Nearly 40 years after her first summer at Interlochen, Crocker has returned to northern Michigan to honor Parsons’ legacy. Crocker arrived at the Parsons Center in November as the winter 2016-17 artist-in-residence to create an installation about Parsons’ life and career. On April 1, Crocker unveiled her installation at an invitation-only event at the Parsons Center.

The installation is in three distinct units. The first, about Parsons’ early life, features historic photos from Parsons’ youth. Most of these images were created by Parsons’ grandfather; a few, however, were taken by longtime Interlochen Center for the Arts photographer Wayne Brill. These intimate photographs will be displayed in Parsons’ home—now a residence for faculty and guest artists—and will not be open to the public.

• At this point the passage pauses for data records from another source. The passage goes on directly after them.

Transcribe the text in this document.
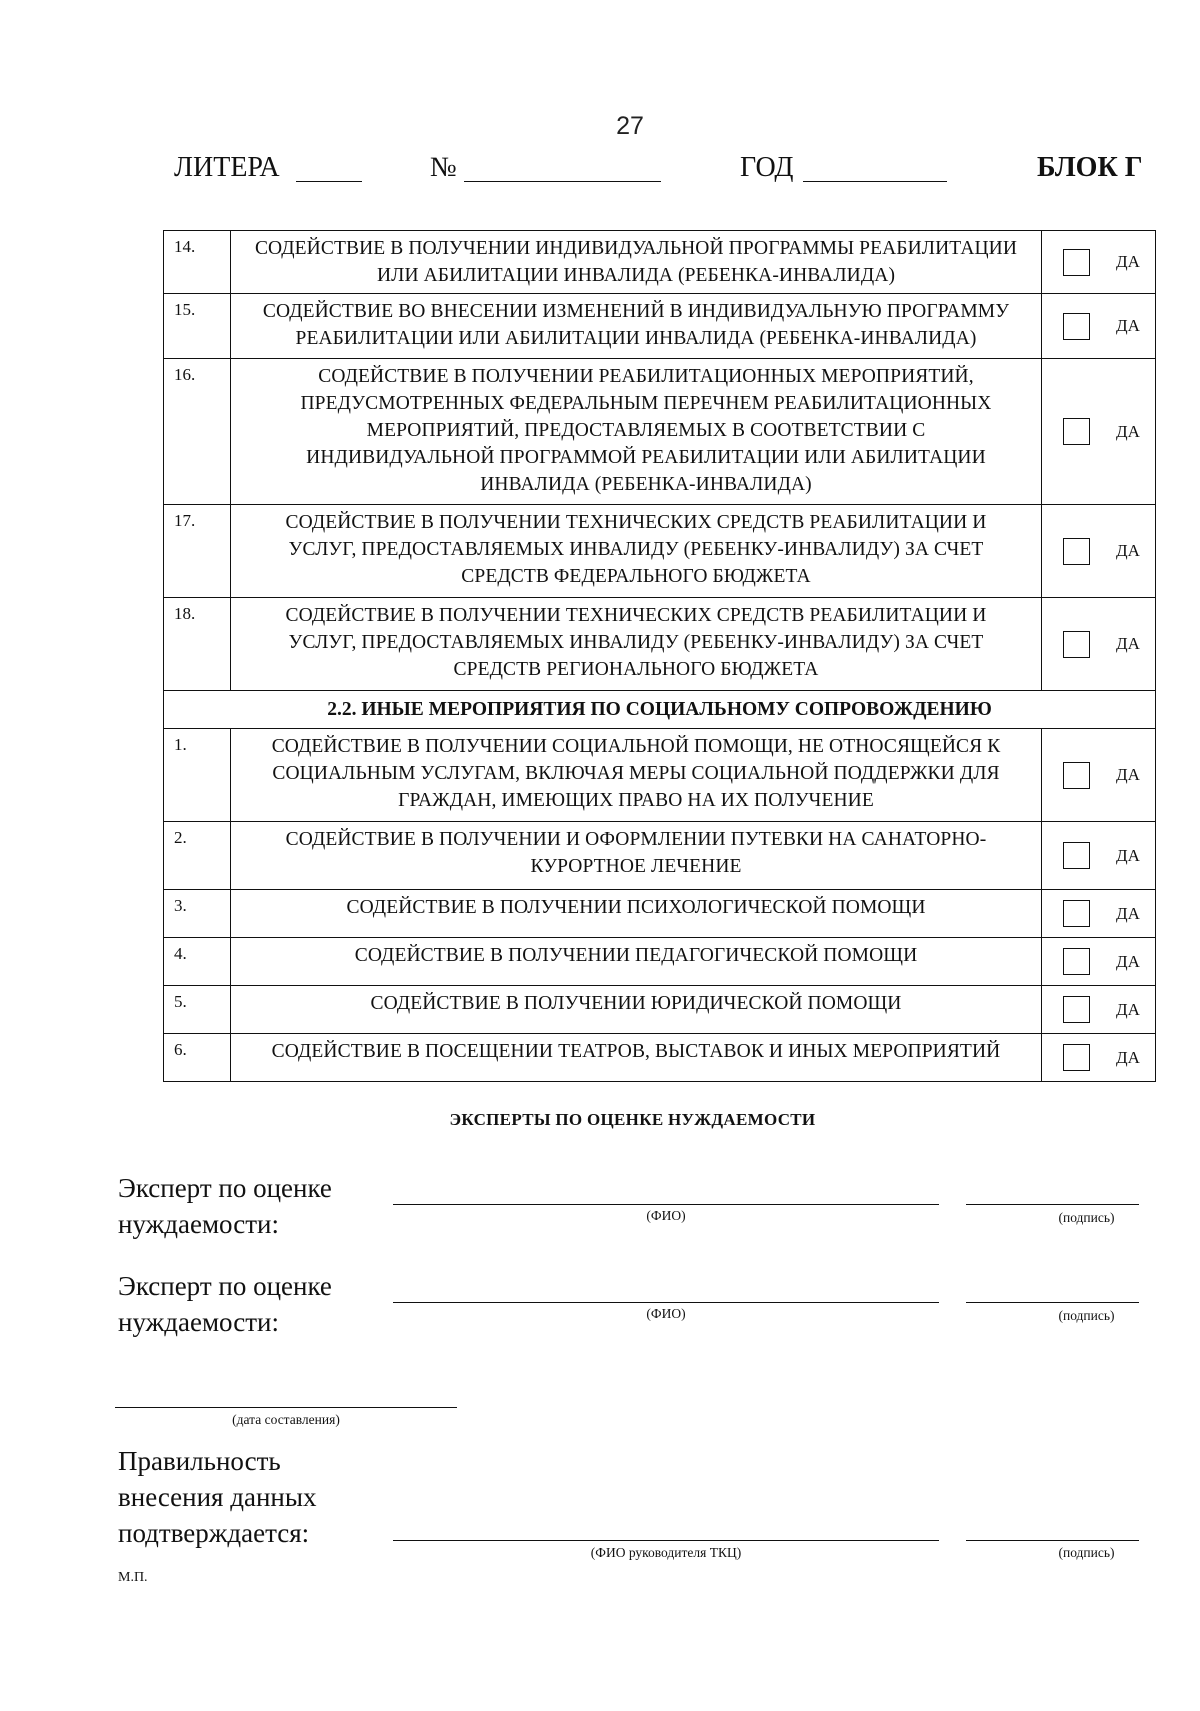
27
ЛИТЕРА	№	ГОД	БЛОК Г
14.	СОДЕЙСТВИЕ В ПОЛУЧЕНИИ ИНДИВИДУАЛЬНОЙ ПРОГРАММЫ РЕАБИЛИТАЦИИ ИЛИ АБИЛИТАЦИИ ИНВАЛИДА (РЕБЕНКА-ИНВАЛИДА)	ДА

15.	СОДЕЙСТВИЕ ВО ВНЕСЕНИИ ИЗМЕНЕНИЙ В ИНДИВИДУАЛЬНУЮ ПРОГРАММУ РЕАБИЛИТАЦИИ ИЛИ АБИЛИТАЦИИ ИНВАЛИДА (РЕБЕНКА-ИНВАЛИДА)	ДА

16.	СОДЕЙСТВИЕ В ПОЛУЧЕНИИ РЕАБИЛИТАЦИОННЫХ МЕРОПРИЯТИЙ, ПРЕДУСМОТРЕННЫХ ФЕДЕРАЛЬНЫМ ПЕРЕЧНЕМ РЕАБИЛИТАЦИОННЫХ МЕРОПРИЯТИЙ, ПРЕДОСТАВЛЯЕМЫХ В СООТВЕТСТВИИ С ИНДИВИДУАЛЬНОЙ ПРОГРАММОЙ РЕАБИЛИТАЦИИ ИЛИ АБИЛИТАЦИИ ИНВАЛИДА (РЕБЕНКА-ИНВАЛИДА)	ДА

17.	СОДЕЙСТВИЕ В ПОЛУЧЕНИИ ТЕХНИЧЕСКИХ СРЕДСТВ РЕАБИЛИТАЦИИ И УСЛУГ, ПРЕДОСТАВЛЯЕМЫХ ИНВАЛИДУ (РЕБЕНКУ-ИНВАЛИДУ) ЗА СЧЕТ СРЕДСТВ ФЕДЕРАЛЬНОГО БЮДЖЕТА	ДА

18.	СОДЕЙСТВИЕ В ПОЛУЧЕНИИ ТЕХНИЧЕСКИХ СРЕДСТВ РЕАБИЛИТАЦИИ И УСЛУГ, ПРЕДОСТАВЛЯЕМЫХ ИНВАЛИДУ (РЕБЕНКУ-ИНВАЛИДУ) ЗА СЧЕТ СРЕДСТВ РЕГИОНАЛЬНОГО БЮДЖЕТА	ДА

2.2. ИНЫЕ МЕРОПРИЯТИЯ ПО СОЦИАЛЬНОМУ СОПРОВОЖДЕНИЮ		
1.	СОДЕЙСТВИЕ В ПОЛУЧЕНИИ СОЦИАЛЬНОЙ ПОМОЩИ, НЕ ОТНОСЯЩЕЙСЯ К СОЦИАЛЬНЫМ УСЛУГАМ, ВКЛЮЧАЯ МЕРЫ СОЦИАЛЬНОЙ ПОДДЕРЖКИ ДЛЯ ГРАЖДАН, ИМЕЮЩИХ ПРАВО НА ИХ ПОЛУЧЕНИЕ	ДА

2.	СОДЕЙСТВИЕ В ПОЛУЧЕНИИ И ОФОРМЛЕНИИ ПУТЕВКИ НА САНАТОРНО-КУРОРТНОЕ ЛЕЧЕНИЕ	ДА

3.	СОДЕЙСТВИЕ В ПОЛУЧЕНИИ ПСИХОЛОГИЧЕСКОЙ ПОМОЩИ	ДА

4.	СОДЕЙСТВИЕ В ПОЛУЧЕНИИ ПЕДАГОГИЧЕСКОЙ ПОМОЩИ	ДА

5.	СОДЕЙСТВИЕ В ПОЛУЧЕНИИ ЮРИДИЧЕСКОЙ ПОМОЩИ	ДА

6.	СОДЕЙСТВИЕ В ПОСЕЩЕНИИ ТЕАТРОВ, ВЫСТАВОК И ИНЫХ МЕРОПРИЯТИЙ	ДА
ЭКСПЕРТЫ ПО ОЦЕНКЕ НУЖДАЕМОСТИ
Эксперт по оценке
нуждаемости:	(ФИО)	(подпись)
Эксперт по оценке
нуждаемости:	(ФИО)	(подпись)
(дата составления)
Правильность
внесения данных
подтверждается:
(ФИО руководителя ТКЦ)	(подпись)
М.П.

The second unit, displayed in the entrance to the communal dining hall, commemorates Parsons’ artistic achievements. “Jean was somewhat underrated as an artist during her lifetime, so I wanted her art to be the first thing that people see,” said Crocker. Most of Parsons’ works were sold at auction following her death; the few that remain in possession of Eastern Michigan University are kept out of public spaces for safekeeping, so Crocker’s installation features photographs of Parsons’ art rather than physical works. The prints of Parsons’ works are overlaid with scans of Parsons’ notes, including ideas, glaze experiments and chemical recipes.

The third unit is dedicated to Parsons’ educational journey as a student and a teacher, the segment which is closest to Crocker’s own heart.

“I showed up at Interlochen as a drawer and a painter, but Jean helped me realize that there’s a lot more to art,” she said. “Today I work digitally, but I wouldn’t be as successful as a digital artist without learning the plastic arts.”

Crocker is not alone: Parsons’ tutelage put countless young artists well on their way to successful careers in fine arts. Which is, perhaps, her greatest legacy of all.

“There are so many alumni who just adore her,” said Crocker. “She was a force to be reckoned with.”